By Rob Burgess
— Editor’s Note: November is the 35th anniversary of the Jonestown massacre (Nov. 18), the 50th anniversary of the assassination of President John F. Kennedy (Nov. 22) and the 35th anniversary of the assassinations of Supervisor Harvey Milk and Mayor George Moscone (today). This is the third in a series of three columns exploring each.
“This is Harvey Milk speaking on Friday, Nov. 18, ,” began the recording. “This is to be played only in the event of my death by assassination. … I fully realize that a person who stands for what I stand for — a gay activist — becomes the target or potential target for a person who is insecure, terrified, afraid or very disturbed themselves.”
It only took nine more days for Milk’s prophetic audio to take effect. Thirty-five years ago today, fellow supervisor, Dan White, shot and killed Mayor George Moscone and then Milk in San Francisco City Hall.
As it turned out, White’s psychological profile fit Milk’s premonition of his killer perfectly. White had quit his Board of Supervisors seat Nov. 10, 1978, but then reversed his decision four days later. He pumped four bullets into Moscone and five into Milk due to their opposition to his reinstatement. At trial, Dr. Martin Blinder was called by White’s defense to attest to his depression at the time of the murders.
Blinder used White’s increased intake of sugary foodstuffs — including Coke products and Twinkies — as mental illness symptoms; thus, forever coining the term, “the Twinkie defense.” On May 21, 1979 — the day before the late Milk’s 49th birthday — White was convicted of voluntary manslaughter instead of first-degree murder and sentenced to seven years; anger over which sparked the White Night Riots.
On his fourth try, Milk became the first openly gay man to assume public office in the country’s history Jan. 8, 1978. Besides being a historical figure, Milk was also a person, and an imperfect one at that. He engaged in romantic relationships with people like 16-year-old John Galen McKinley.
“It would be boyish-looking men in their late teens and early twenties that Milk would be attracted to for the rest of his life,” wrote Milk biographer Randy Shilts in his book, “The Mayor of Castro Street.” However, like Martin Luther King Jr., Mahatma Ghandi and every other nonviolent revolutionary in history, Milk is celebrated because of the social movement he represented, not his personal life.

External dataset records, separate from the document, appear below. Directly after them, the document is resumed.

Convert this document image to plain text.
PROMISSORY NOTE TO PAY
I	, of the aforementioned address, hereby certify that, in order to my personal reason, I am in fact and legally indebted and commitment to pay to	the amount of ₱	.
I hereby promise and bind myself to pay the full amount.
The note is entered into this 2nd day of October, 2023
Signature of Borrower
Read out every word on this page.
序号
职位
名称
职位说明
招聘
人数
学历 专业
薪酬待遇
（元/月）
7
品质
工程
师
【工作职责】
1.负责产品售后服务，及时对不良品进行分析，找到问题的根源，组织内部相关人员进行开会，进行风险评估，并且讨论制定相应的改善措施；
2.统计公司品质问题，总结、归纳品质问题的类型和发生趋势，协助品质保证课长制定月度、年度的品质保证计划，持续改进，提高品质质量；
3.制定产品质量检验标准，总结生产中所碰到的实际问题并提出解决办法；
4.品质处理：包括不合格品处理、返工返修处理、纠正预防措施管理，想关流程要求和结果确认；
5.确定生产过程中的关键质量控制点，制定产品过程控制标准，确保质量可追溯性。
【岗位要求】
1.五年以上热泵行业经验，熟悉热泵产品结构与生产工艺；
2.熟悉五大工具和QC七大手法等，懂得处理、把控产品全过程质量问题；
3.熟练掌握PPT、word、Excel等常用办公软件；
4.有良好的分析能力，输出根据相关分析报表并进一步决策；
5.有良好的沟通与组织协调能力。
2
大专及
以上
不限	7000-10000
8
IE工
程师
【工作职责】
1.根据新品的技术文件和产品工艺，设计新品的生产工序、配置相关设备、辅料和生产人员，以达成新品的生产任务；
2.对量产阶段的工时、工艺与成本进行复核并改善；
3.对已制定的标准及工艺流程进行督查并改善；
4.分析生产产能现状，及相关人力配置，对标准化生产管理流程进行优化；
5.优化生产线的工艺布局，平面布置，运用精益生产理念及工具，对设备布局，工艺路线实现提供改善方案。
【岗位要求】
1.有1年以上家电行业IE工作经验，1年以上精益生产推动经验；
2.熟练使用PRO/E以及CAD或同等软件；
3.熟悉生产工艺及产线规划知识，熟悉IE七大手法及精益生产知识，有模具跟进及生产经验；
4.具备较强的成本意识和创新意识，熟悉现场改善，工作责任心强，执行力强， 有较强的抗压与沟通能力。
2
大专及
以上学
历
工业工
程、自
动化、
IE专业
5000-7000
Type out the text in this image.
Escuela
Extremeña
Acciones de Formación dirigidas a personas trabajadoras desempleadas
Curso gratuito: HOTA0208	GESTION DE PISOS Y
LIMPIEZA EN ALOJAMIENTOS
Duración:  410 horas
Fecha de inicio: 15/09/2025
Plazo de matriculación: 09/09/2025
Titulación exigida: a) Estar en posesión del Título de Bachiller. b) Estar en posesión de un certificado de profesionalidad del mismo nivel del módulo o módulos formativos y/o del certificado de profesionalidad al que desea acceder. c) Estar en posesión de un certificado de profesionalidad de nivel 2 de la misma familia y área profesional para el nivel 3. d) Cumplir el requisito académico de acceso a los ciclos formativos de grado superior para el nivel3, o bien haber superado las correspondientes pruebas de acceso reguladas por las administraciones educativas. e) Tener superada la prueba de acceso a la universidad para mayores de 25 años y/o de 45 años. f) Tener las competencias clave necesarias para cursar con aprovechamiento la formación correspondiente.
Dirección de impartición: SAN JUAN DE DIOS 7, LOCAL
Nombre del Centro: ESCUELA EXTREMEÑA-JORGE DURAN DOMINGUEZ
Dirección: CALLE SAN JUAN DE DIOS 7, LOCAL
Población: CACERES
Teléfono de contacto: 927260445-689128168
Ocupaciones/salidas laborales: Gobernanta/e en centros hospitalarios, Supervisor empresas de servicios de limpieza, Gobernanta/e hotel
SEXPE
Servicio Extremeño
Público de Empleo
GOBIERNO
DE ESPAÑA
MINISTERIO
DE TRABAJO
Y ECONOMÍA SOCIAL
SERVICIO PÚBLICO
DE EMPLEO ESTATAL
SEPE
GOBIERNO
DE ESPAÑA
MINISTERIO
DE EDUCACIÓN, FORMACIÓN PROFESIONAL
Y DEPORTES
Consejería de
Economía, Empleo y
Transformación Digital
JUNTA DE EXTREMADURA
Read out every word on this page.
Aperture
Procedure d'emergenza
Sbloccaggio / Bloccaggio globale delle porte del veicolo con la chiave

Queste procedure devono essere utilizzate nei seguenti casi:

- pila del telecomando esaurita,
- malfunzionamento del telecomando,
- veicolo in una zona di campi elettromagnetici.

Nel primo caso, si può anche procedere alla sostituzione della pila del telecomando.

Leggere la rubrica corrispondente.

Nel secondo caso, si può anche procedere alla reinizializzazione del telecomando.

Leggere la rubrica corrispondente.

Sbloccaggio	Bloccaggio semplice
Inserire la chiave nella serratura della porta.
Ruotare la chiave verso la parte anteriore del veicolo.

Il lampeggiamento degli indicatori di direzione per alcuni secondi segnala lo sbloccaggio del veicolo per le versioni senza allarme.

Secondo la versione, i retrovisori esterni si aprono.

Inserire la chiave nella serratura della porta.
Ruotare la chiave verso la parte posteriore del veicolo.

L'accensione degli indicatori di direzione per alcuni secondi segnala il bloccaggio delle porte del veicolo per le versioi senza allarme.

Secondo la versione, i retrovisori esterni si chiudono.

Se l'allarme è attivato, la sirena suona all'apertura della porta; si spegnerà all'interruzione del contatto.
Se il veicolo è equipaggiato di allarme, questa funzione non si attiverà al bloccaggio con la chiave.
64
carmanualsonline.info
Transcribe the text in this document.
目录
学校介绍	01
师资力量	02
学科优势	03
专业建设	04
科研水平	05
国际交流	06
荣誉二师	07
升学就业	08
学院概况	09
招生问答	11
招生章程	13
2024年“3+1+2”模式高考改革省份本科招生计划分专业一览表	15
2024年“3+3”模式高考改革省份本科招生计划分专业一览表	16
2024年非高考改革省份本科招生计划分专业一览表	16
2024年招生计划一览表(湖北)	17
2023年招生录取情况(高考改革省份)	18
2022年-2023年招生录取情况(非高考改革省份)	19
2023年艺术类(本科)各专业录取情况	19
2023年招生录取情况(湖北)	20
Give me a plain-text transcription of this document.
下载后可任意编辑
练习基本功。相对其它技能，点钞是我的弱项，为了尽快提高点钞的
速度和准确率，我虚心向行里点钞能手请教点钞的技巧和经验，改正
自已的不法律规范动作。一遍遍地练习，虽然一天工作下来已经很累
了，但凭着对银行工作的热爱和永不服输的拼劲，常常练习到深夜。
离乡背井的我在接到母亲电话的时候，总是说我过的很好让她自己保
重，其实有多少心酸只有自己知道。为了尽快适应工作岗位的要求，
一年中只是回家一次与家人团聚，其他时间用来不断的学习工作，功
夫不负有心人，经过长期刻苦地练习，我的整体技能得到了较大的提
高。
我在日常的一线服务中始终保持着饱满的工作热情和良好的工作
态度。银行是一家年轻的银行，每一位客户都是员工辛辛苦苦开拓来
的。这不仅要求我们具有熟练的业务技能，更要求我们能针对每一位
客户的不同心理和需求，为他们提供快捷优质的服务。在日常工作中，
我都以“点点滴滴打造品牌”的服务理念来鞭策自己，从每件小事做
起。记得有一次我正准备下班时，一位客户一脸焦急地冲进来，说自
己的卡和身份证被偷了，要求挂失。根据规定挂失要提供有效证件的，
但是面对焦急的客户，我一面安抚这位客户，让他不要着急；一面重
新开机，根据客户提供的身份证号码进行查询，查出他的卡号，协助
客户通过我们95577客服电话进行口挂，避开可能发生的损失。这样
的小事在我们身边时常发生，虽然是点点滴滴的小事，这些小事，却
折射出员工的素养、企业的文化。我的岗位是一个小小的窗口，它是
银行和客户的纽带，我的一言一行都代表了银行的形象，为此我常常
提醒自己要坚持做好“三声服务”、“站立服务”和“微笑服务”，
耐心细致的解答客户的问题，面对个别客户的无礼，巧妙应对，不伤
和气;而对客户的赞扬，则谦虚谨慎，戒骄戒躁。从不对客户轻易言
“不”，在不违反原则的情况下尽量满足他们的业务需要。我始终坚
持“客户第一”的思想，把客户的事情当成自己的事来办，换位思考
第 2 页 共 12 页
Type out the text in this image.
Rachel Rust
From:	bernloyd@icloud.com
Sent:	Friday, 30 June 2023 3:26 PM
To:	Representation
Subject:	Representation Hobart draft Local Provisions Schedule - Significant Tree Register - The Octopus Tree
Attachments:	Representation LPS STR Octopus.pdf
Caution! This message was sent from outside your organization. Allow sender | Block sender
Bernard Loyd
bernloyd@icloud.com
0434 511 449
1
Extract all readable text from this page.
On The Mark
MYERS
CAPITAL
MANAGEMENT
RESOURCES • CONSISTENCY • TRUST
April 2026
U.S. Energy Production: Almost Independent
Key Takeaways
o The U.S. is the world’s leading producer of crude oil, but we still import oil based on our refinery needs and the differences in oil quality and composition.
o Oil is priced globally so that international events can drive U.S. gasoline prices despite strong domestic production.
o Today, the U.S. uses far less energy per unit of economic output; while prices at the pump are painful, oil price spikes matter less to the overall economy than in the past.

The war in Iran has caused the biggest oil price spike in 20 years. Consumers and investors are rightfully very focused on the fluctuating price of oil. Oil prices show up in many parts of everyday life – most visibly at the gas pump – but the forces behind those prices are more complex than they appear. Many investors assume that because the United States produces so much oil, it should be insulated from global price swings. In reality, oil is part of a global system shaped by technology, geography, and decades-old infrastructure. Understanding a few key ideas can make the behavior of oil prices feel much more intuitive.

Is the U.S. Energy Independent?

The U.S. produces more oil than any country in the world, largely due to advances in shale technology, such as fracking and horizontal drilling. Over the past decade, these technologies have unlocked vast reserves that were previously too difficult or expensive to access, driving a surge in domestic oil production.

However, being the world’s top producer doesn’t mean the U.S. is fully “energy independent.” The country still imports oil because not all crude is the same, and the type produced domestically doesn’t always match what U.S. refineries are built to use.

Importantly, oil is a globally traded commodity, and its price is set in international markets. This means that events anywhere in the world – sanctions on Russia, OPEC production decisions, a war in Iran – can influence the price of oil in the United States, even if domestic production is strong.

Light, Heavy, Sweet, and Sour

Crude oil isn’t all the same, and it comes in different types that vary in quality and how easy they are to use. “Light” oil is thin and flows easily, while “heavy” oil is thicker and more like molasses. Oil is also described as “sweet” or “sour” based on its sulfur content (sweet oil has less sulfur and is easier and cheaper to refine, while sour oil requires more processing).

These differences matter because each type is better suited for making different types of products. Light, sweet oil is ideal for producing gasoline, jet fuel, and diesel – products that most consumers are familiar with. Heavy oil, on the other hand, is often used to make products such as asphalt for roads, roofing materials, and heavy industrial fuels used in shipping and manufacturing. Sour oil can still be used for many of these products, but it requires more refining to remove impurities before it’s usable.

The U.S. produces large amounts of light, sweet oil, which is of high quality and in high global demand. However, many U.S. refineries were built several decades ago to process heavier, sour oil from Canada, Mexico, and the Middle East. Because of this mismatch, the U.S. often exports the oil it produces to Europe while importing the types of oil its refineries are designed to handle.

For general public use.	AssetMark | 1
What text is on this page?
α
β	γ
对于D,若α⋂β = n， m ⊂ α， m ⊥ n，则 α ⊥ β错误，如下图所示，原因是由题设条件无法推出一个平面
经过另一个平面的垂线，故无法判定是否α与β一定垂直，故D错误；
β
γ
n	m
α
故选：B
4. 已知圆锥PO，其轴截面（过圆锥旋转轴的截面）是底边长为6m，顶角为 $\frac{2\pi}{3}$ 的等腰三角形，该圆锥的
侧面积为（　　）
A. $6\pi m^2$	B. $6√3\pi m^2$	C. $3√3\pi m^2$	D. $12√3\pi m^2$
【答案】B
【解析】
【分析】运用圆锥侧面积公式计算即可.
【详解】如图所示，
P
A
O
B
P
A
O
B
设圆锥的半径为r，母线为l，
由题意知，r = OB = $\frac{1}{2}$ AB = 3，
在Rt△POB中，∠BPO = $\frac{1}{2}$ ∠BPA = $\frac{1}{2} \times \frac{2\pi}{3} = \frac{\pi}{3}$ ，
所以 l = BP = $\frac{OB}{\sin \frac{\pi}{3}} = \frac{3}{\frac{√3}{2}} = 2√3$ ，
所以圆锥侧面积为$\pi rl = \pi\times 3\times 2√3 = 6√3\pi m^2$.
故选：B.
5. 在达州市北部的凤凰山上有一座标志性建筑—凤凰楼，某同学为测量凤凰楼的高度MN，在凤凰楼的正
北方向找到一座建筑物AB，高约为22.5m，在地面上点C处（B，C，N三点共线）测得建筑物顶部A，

“I stood for more than just a candidate,” Milk said on that fateful audio tape. “I have never considered myself a candidate. I have always considered myself part of a movement. … I’ve considered the movement the candidate.”
MLK was alleged to have been an adulterer. “Many movement activists were aware of [King’s] various sexual involvements with a number of different women,” wrote David J. Garrow in his Pulitzer Prize-winning book “Bearing the Cross.” Ghandi was no saint. Among other things, his writings reveal him to be more than a little racist against blacks. Despite their private shortcomings, King led the fight to overturn Jim Crow, and Ghandi is rightfully known as the Father of India.
Similarly, Milk was a flawed human being occupying a significant role. He didn’t elect himself. His name will ring throughout history because of those who put him in office. It was up to them all along. Milk knew every LGBT American living honestly was the lone path to equality.
“If a bullet should enter my brain, let that bullet destroy every closet door,” said Milk into his recorder that November day. “I would like to see every gay lawyer, every gay architect come out, stand up and let the world know. That would do more to end prejudice overnight than anyone could imagine. I urge them to do that, urge them to come out. Only that way will we start to achieve our rights.”
The legacy of Milk’s short political career far outlasted the 323 days he was actually in office because of those he inspired. Milk ended his last recorded testament with what might as well have been his statement of purpose: “You gotta give them hope.”